Some time ago I modified this blog softare (Drupal) to ask a very simple question of people without accounts posting comments. It generally works very well at stopping robot posting, however the volume of spam has been increasing, so I changed the question. Volume may have dropped a touch but I still got a bunch, which means the spammers are actually live humans, not robots.
It’s also possible that asking natural language questions (rather than captcha style entry of text from a graphic) has gotten common enough that spammers have modified their software so they can figure out the answer once and easily code it, but I don’t think this is the case.
What’s curious is that my comment form also clearly explains that any links in comments will be done with the rel=nofollow tag, which tells Google and other search engines not to treat the link as a valid one when ranking pages. This means that, other than readers of the blog clicking on the links, which should be very rare, these spams should be unproductive for the spammer. But they’re still doing them.

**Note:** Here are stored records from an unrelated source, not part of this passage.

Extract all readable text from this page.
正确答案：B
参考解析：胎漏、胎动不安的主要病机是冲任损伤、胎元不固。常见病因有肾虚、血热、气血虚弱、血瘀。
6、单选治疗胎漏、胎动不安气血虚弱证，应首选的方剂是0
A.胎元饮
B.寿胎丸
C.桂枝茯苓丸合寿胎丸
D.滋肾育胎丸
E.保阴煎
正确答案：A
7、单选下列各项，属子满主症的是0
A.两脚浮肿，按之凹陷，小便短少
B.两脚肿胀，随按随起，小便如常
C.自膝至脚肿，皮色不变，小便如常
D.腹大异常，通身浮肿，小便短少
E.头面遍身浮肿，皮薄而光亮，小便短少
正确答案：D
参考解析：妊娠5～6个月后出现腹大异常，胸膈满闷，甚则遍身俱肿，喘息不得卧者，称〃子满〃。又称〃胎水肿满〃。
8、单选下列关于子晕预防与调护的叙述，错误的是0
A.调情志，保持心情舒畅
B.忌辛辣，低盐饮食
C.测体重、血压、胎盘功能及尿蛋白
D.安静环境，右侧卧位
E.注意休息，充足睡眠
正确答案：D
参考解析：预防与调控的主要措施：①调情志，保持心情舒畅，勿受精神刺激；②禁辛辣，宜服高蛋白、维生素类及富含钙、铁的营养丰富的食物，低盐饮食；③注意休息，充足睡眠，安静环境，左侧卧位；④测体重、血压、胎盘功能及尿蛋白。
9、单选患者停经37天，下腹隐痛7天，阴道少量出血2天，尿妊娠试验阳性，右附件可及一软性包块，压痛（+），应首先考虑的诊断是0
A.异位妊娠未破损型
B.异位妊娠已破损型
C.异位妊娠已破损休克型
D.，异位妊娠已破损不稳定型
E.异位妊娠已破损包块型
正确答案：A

The change however was prompted by a new breed of comment spam, where the spammers were copying other comments from inside large threads, but inserting their link on the author’s name. (This also uses rel=nofollow.) Indeed, such a technique does not automatically trigger my instincts to delete the spam, but they chose one of my own comments, so I recognized it. Right now my methods cut the spam enough that it is productive to manually delete what gets posted, though if the volume got high enough I would have to find other automated techniques.
(Drupal could of course help by having a much easier to use delete, including a ‘delete all from this IP address’ option.)